Here Vialardi, chef of the Savoy family, proposed similar recipes already in the mid-nineteenth century: in some versions of his The king of chefs (both French and Piedmontese) we speak of “Piedmontese salad”, which over time becomes “Russian”. So the Russian salad is called this because at the time the expression “Russian style” did not indicate the origin, but was synonymous with “rich, opulent”, just like the first version of this dish.
The most common variant in Italian cuisine includes boiled vegetables (potatoes, carrots and peas), mayonnaise, some pickles and some more homely versions also add tuna, eggs or cooked ham. Since it is a cold dish, convenient and not too complicated to prepare, it presents itself as a successful buffet dish that pleases many palates at the table. Even the old Italian recipe books of the early twentieth century mention the famous Russian salad, having already gained a place of honor at banquets, so much so that books like the aforementioned The king of chefs by Giovanni Vialardi describe it with regional variations and different names.
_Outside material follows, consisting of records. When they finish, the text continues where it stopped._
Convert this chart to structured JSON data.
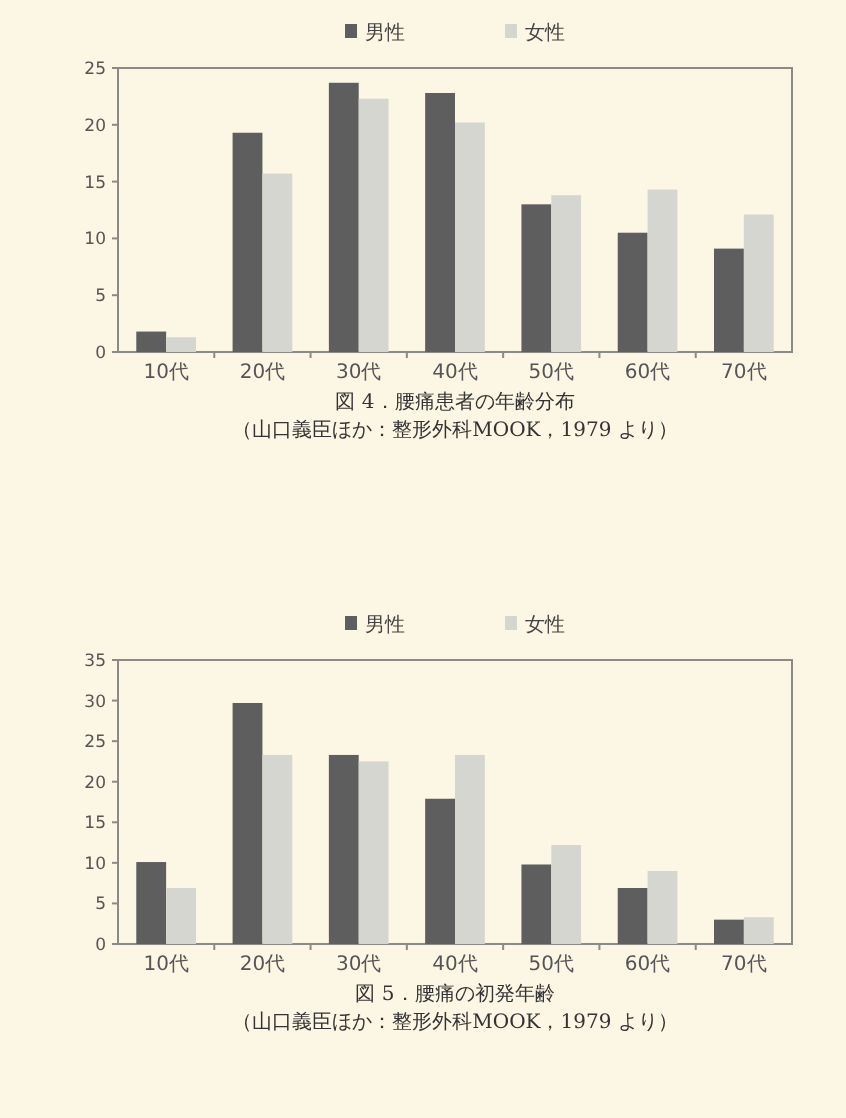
{
  "chart_data": [
    {
      "type": "bar",
      "title": "図 4．腰痛患者の年齢分布",
      "annotations": [
        "（山口義臣ほか：整形外科MOOK，1979 より）"
      ],
      "categories": [
        "10代",
        "20代",
        "30代",
        "40代",
        "50代",
        "60代",
        "70代"
      ],
      "series": [
        {
          "name": "男性",
          "color": "#5e5e5e",
          "values": [
            1.8,
            19.3,
            23.7,
            22.8,
            13.0,
            10.5,
            9.1
          ]
        },
        {
          "name": "女性",
          "color": "#d6d6d0",
          "values": [
            1.3,
            15.7,
            22.3,
            20.2,
            13.8,
            14.3,
            12.1
          ]
        }
      ],
      "ylim": [
        0,
        25
      ],
      "yticks": [
        0,
        5,
        10,
        15,
        20,
        25
      ],
      "legend": "top"
    },
    {
      "type": "bar",
      "title": "図 5．腰痛の初発年齢",
      "annotations": [
        "（山口義臣ほか：整形外科MOOK，1979 より）"
      ],
      "categories": [
        "10代",
        "20代",
        "30代",
        "40代",
        "50代",
        "60代",
        "70代"
      ],
      "series": [
        {
          "name": "男性",
          "color": "#5e5e5e",
          "values": [
            10.1,
            29.7,
            23.3,
            17.9,
            9.8,
            6.9,
            3.0
          ]
        },
        {
          "name": "女性",
          "color": "#d6d6d0",
          "values": [
            6.9,
            23.3,
            22.5,
            23.3,
            12.2,
            9.0,
            3.3
          ]
        }
      ],
      "ylim": [
        0,
        35
      ],
      "yticks": [
        0,
        5,
        10,
        15,
        20,
        25,
        30,
        35
      ],
      "legend": "top"
    }
  ]
}
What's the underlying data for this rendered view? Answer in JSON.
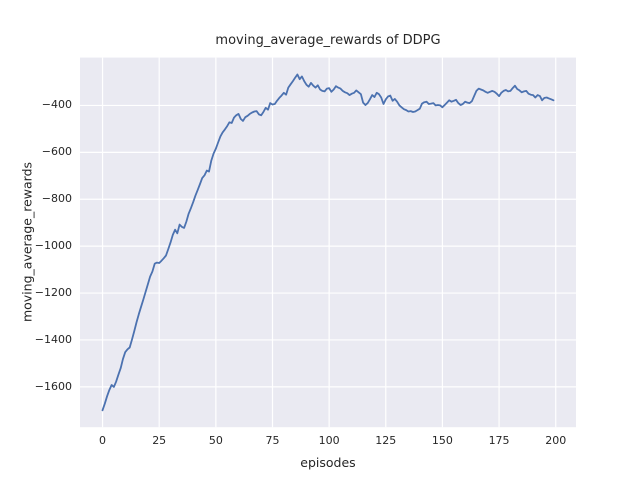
{
  "chart_data": {
    "type": "line",
    "title": "moving_average_rewards of DDPG",
    "xlabel": "episodes",
    "ylabel": "moving_average_rewards",
    "legend": false,
    "grid": true,
    "xlim": [
      -9.95,
      208.95
    ],
    "ylim": [
      -1772,
      -196
    ],
    "xticks": [
      0,
      25,
      50,
      75,
      100,
      125,
      150,
      175,
      200
    ],
    "yticks": [
      -400,
      -600,
      -800,
      -1000,
      -1200,
      -1400,
      -1600
    ],
    "style": {
      "axes_bg": "#eaeaf2",
      "grid_color": "#ffffff",
      "line_color": "#4c72b0",
      "text_color": "#262626",
      "figure_bg": "#ffffff"
    },
    "series": [
      {
        "name": "moving average reward",
        "color": "#4c72b0",
        "points": [
          [
            0,
            -1700
          ],
          [
            1,
            -1672
          ],
          [
            2,
            -1640
          ],
          [
            3,
            -1614
          ],
          [
            4,
            -1592
          ],
          [
            5,
            -1600
          ],
          [
            6,
            -1578
          ],
          [
            7,
            -1548
          ],
          [
            8,
            -1520
          ],
          [
            9,
            -1482
          ],
          [
            10,
            -1452
          ],
          [
            11,
            -1440
          ],
          [
            12,
            -1432
          ],
          [
            13,
            -1398
          ],
          [
            14,
            -1362
          ],
          [
            15,
            -1325
          ],
          [
            16,
            -1290
          ],
          [
            17,
            -1258
          ],
          [
            18,
            -1228
          ],
          [
            19,
            -1195
          ],
          [
            20,
            -1162
          ],
          [
            21,
            -1130
          ],
          [
            22,
            -1108
          ],
          [
            23,
            -1075
          ],
          [
            24,
            -1070
          ],
          [
            25,
            -1072
          ],
          [
            26,
            -1062
          ],
          [
            27,
            -1052
          ],
          [
            28,
            -1040
          ],
          [
            29,
            -1012
          ],
          [
            30,
            -985
          ],
          [
            31,
            -952
          ],
          [
            32,
            -930
          ],
          [
            33,
            -945
          ],
          [
            34,
            -908
          ],
          [
            35,
            -918
          ],
          [
            36,
            -922
          ],
          [
            37,
            -895
          ],
          [
            38,
            -862
          ],
          [
            39,
            -838
          ],
          [
            40,
            -812
          ],
          [
            41,
            -785
          ],
          [
            42,
            -760
          ],
          [
            43,
            -735
          ],
          [
            44,
            -710
          ],
          [
            45,
            -698
          ],
          [
            46,
            -678
          ],
          [
            47,
            -682
          ],
          [
            48,
            -635
          ],
          [
            49,
            -605
          ],
          [
            50,
            -585
          ],
          [
            51,
            -558
          ],
          [
            52,
            -532
          ],
          [
            53,
            -515
          ],
          [
            54,
            -502
          ],
          [
            55,
            -488
          ],
          [
            56,
            -472
          ],
          [
            57,
            -475
          ],
          [
            58,
            -452
          ],
          [
            59,
            -442
          ],
          [
            60,
            -436
          ],
          [
            61,
            -458
          ],
          [
            62,
            -466
          ],
          [
            63,
            -450
          ],
          [
            64,
            -444
          ],
          [
            65,
            -436
          ],
          [
            66,
            -430
          ],
          [
            67,
            -426
          ],
          [
            68,
            -424
          ],
          [
            69,
            -438
          ],
          [
            70,
            -442
          ],
          [
            71,
            -428
          ],
          [
            72,
            -410
          ],
          [
            73,
            -418
          ],
          [
            74,
            -390
          ],
          [
            75,
            -396
          ],
          [
            76,
            -394
          ],
          [
            77,
            -380
          ],
          [
            78,
            -368
          ],
          [
            79,
            -358
          ],
          [
            80,
            -346
          ],
          [
            81,
            -354
          ],
          [
            82,
            -324
          ],
          [
            83,
            -310
          ],
          [
            84,
            -296
          ],
          [
            85,
            -282
          ],
          [
            86,
            -268
          ],
          [
            87,
            -288
          ],
          [
            88,
            -276
          ],
          [
            89,
            -296
          ],
          [
            90,
            -312
          ],
          [
            91,
            -320
          ],
          [
            92,
            -304
          ],
          [
            93,
            -316
          ],
          [
            94,
            -324
          ],
          [
            95,
            -314
          ],
          [
            96,
            -332
          ],
          [
            97,
            -338
          ],
          [
            98,
            -340
          ],
          [
            99,
            -328
          ],
          [
            100,
            -326
          ],
          [
            101,
            -342
          ],
          [
            102,
            -332
          ],
          [
            103,
            -318
          ],
          [
            104,
            -324
          ],
          [
            105,
            -328
          ],
          [
            106,
            -338
          ],
          [
            107,
            -344
          ],
          [
            108,
            -348
          ],
          [
            109,
            -356
          ],
          [
            110,
            -350
          ],
          [
            111,
            -346
          ],
          [
            112,
            -336
          ],
          [
            113,
            -344
          ],
          [
            114,
            -352
          ],
          [
            115,
            -388
          ],
          [
            116,
            -398
          ],
          [
            117,
            -390
          ],
          [
            118,
            -374
          ],
          [
            119,
            -356
          ],
          [
            120,
            -364
          ],
          [
            121,
            -346
          ],
          [
            122,
            -352
          ],
          [
            123,
            -366
          ],
          [
            124,
            -394
          ],
          [
            125,
            -374
          ],
          [
            126,
            -362
          ],
          [
            127,
            -358
          ],
          [
            128,
            -380
          ],
          [
            129,
            -372
          ],
          [
            130,
            -384
          ],
          [
            131,
            -400
          ],
          [
            132,
            -408
          ],
          [
            133,
            -416
          ],
          [
            134,
            -420
          ],
          [
            135,
            -426
          ],
          [
            136,
            -424
          ],
          [
            137,
            -428
          ],
          [
            138,
            -426
          ],
          [
            139,
            -420
          ],
          [
            140,
            -414
          ],
          [
            141,
            -392
          ],
          [
            142,
            -386
          ],
          [
            143,
            -384
          ],
          [
            144,
            -394
          ],
          [
            145,
            -392
          ],
          [
            146,
            -390
          ],
          [
            147,
            -400
          ],
          [
            148,
            -398
          ],
          [
            149,
            -400
          ],
          [
            150,
            -408
          ],
          [
            151,
            -398
          ],
          [
            152,
            -388
          ],
          [
            153,
            -378
          ],
          [
            154,
            -384
          ],
          [
            155,
            -380
          ],
          [
            156,
            -376
          ],
          [
            157,
            -390
          ],
          [
            158,
            -398
          ],
          [
            159,
            -394
          ],
          [
            160,
            -384
          ],
          [
            161,
            -388
          ],
          [
            162,
            -390
          ],
          [
            163,
            -382
          ],
          [
            164,
            -360
          ],
          [
            165,
            -338
          ],
          [
            166,
            -328
          ],
          [
            167,
            -332
          ],
          [
            168,
            -336
          ],
          [
            169,
            -342
          ],
          [
            170,
            -346
          ],
          [
            171,
            -342
          ],
          [
            172,
            -338
          ],
          [
            173,
            -342
          ],
          [
            174,
            -350
          ],
          [
            175,
            -360
          ],
          [
            176,
            -346
          ],
          [
            177,
            -338
          ],
          [
            178,
            -334
          ],
          [
            179,
            -340
          ],
          [
            180,
            -338
          ],
          [
            181,
            -326
          ],
          [
            182,
            -316
          ],
          [
            183,
            -330
          ],
          [
            184,
            -336
          ],
          [
            185,
            -344
          ],
          [
            186,
            -340
          ],
          [
            187,
            -338
          ],
          [
            188,
            -350
          ],
          [
            189,
            -354
          ],
          [
            190,
            -356
          ],
          [
            191,
            -366
          ],
          [
            192,
            -356
          ],
          [
            193,
            -360
          ],
          [
            194,
            -378
          ],
          [
            195,
            -368
          ],
          [
            196,
            -366
          ],
          [
            197,
            -370
          ],
          [
            198,
            -374
          ],
          [
            199,
            -378
          ]
        ]
      }
    ]
  }
}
Furthermore, it is curious that the salade piémontaise (more full-bodied, with eggs and ham), while in Spain and many Latin American countries theensaladilla rusaomnipresent in tapas.
In short, each country has appropriated this famous recipe in its own way, transforming an innovation born in Russian living rooms into an international comfort food. The Russian salad, therefore, is not Russian… perhaps it is not even Piedmontese or even Italian by extension. It is a dish that has traveled to different places, transforming itself but keeping the same name, at least for us, and becoming a classic.